Le 1er mai 2001, Samson Chukwu était détenu à Granges (VS) en vue de son expulsion. Des policiers ont fait irruption dans sa cellule, l’ont ligoté et immobilisé jusqu’à ce qu’il meure d’étouffement.
Les renvois font partie du quotidien helvétique. La droite populiste UDC a fait passer les expulsions comme une mesure normale et nécessaire, avec ses campagnes de dénigrement et son bourrage de crâne xénophobe. L’année dernière, suite à un nouveau décès survenu à l’aéroport de Kloten, ces mesures de contrainte inhumaines ont été brièvement suspendues. La presse s’est indignée sur le moment, sans que rien ne change. Cette courte pause n’a servi qu’à soulager la mauvaise conscience des gens.
Les vols ont repris peu après. Les renvois se poursuivent dans des conditions inhumaines. Les personnes détenues en vue de leur expulsion ont les pieds et les mains liés, on leur enfonce un casque sur la tête. Si l’on traitait de cette façon des animaux, tout le monde crierait au scandale. Mais dans le climat xénophobe d’aujourd’hui, des pans entiers de la population jugent de tels traitements encore généreux et nécessaires au bien-être des Suissesses et des Suisses. Dans la conscience collective, le fait que des individus y laissent la vie ne constitue qu’une panne banale.
Dix ans se sont écoulés et l’on ne parle plus guère de Samson Chukwu – exécuté par une unité spéciale de la police valaisanne. En pleine nuit, des policiers ont fait irruption dans la cellule de Samson, qui ne se doutait de rien. En raison de sa prétendue résistance (il s’accrochait au cadre de son lit), il est plaqué au sol et ligoté. Cette «technique d’immobilisation» des forces de police aboutira au décès de Samson. Dans le jargon de la médecine légale, on parle cyniquement de «mort subite en détention». Sous l’effet du stress et de la panique, la victime manque d’oxygène et meurt dans d’atroces souffrances. La police avait volontairement pris en compte un tel risque – envisageant donc le décès d’un être humain.
La justice n’a jamais condamné les meurtriers de Samson – au contraire, elle les a remis en liberté. En effet, la justice et les autorités valaisannes ont habilement étouffé le scandale.
Si l’on réfléchit jusqu’au bout, ce n’est pourtant pas le décès d’individus détenus en vue de leur expulsion qu’il faut critiquer, mais toute la logique sous-jacente. Car Samson n’est pas mort par la seule faute de deux policiers. Il y a derrière ce décès tout un système perfide. Les êtres humains sont artificiellement subdivisés en nations et ils sont victimes d’exploitation et d’oppression, de la part d’une hiérarchie pyramidale.
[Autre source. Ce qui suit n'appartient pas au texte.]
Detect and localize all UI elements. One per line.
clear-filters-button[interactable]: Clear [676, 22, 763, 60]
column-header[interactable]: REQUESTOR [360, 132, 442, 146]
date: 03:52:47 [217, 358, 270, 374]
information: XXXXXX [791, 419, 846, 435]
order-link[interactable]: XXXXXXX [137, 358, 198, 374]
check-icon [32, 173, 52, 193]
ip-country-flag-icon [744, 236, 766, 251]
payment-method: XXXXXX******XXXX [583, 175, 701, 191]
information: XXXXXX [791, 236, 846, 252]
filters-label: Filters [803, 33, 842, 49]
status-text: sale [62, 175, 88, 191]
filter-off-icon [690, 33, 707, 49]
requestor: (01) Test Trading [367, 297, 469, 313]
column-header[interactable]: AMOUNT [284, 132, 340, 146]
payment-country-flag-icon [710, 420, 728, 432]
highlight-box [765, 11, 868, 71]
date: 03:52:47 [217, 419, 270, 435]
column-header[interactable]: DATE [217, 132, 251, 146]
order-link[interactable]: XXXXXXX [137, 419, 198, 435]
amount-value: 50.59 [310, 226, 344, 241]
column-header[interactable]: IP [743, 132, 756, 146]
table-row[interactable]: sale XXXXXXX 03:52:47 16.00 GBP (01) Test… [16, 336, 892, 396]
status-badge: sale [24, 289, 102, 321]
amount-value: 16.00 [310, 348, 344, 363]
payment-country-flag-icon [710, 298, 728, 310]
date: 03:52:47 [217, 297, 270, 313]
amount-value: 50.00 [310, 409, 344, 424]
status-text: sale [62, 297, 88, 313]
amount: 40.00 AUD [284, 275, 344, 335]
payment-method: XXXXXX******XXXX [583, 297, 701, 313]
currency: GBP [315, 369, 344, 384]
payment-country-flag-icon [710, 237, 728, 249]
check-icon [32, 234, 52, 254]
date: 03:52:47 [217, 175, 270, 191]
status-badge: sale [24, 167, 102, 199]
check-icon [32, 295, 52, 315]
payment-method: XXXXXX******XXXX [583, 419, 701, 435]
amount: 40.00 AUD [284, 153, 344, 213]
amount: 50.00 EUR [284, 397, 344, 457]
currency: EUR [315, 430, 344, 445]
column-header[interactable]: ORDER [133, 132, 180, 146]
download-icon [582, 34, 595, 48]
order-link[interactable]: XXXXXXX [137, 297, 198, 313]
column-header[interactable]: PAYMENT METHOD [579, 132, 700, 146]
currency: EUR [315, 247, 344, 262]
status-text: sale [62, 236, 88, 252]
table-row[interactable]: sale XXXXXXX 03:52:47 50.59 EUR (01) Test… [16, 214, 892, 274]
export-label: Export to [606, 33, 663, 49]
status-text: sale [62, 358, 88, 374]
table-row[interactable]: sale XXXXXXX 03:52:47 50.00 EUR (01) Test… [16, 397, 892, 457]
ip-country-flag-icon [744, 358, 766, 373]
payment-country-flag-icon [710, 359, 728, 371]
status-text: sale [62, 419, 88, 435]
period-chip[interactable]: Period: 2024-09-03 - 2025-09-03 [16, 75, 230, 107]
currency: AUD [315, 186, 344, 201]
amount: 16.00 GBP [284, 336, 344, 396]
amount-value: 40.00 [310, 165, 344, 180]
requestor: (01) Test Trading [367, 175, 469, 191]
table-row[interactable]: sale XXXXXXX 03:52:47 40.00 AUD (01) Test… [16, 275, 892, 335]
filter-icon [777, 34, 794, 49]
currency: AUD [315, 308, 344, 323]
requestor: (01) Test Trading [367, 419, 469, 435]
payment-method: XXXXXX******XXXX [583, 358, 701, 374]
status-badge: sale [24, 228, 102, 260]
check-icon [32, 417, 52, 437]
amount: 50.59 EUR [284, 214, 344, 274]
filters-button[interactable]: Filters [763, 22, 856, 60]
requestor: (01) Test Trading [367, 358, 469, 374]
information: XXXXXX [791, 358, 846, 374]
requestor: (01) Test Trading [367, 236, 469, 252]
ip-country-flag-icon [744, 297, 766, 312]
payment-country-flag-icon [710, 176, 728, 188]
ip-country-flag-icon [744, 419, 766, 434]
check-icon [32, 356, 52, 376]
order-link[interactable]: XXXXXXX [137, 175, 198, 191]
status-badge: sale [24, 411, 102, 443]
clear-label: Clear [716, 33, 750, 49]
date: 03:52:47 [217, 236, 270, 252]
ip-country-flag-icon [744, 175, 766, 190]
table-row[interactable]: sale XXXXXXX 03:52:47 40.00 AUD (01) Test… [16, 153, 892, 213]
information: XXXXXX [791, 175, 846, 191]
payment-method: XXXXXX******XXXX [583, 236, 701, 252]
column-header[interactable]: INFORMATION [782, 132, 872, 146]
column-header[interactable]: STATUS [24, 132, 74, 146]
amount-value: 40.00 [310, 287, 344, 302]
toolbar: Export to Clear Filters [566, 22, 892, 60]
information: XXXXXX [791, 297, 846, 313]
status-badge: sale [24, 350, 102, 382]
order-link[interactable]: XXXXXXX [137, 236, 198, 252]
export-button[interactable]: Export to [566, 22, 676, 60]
Cette logique porte le nom de capitalisme. Elle consiste à classer les individus en fonction du profit escompté: les uns sont intégrés dans le circuit économique et soumis à des lois spéciales, les autres sont mis en détention afin d’être reconduits à la frontière et expulsés.
Bien souvent, les mouvements migratoires tiennent aux décennies de colonisation subie, à l’indifférence des pays européens et au pillage des ressources locales par les multinationales. Aujourd’hui encore, près de neuf millions de personnes – principalement des enfants – meurent de faim chaque année. Des peuples entiers ont été sacrifiés et le sont encore à la soif de profit des grands groupes occidentaux, qui aboutit au pillage et à la traite des êtres humains pour enrichir une minorité déjà privilégiée.
L’Europe érige des barricades toujours plus longues et toujours plus hautes. Tout est fait pour attiser les peurs. Car il s’agit d’empêcher à tout prix les réfugiés – qu’ils soient victimes de persécutions politiques, qu’ils aient fui la guerre ou soient mus par des motifs économiques – d’accéder à la forteresse Europe. Les «intrus» doivent être jetés en prison dans leur pays d’origine, ou du moins dans les pays limitrophes de l’Europe. Les mesures visant à maintenir «propres» les frontières n’ont visiblement pas de limites. La tradition humaniste ne fait plus recette, dans une société régie par l’esprit de profit.
Mais nous n’oublions pas, et c’est pourquoi nous défilons dans la rue, en mémoire de Samson et des autres victimes d’une expulsion (ayant tourné au meurtre). Combattons le principe même des renvois, dénonçons la logique raciste sous-jacente à cette pratique et pas seulement les conditions «inhumaines» dans lesquelles se déroulent les expulsions!
Remember Samson! Pas de pardon! Pas d’oubli!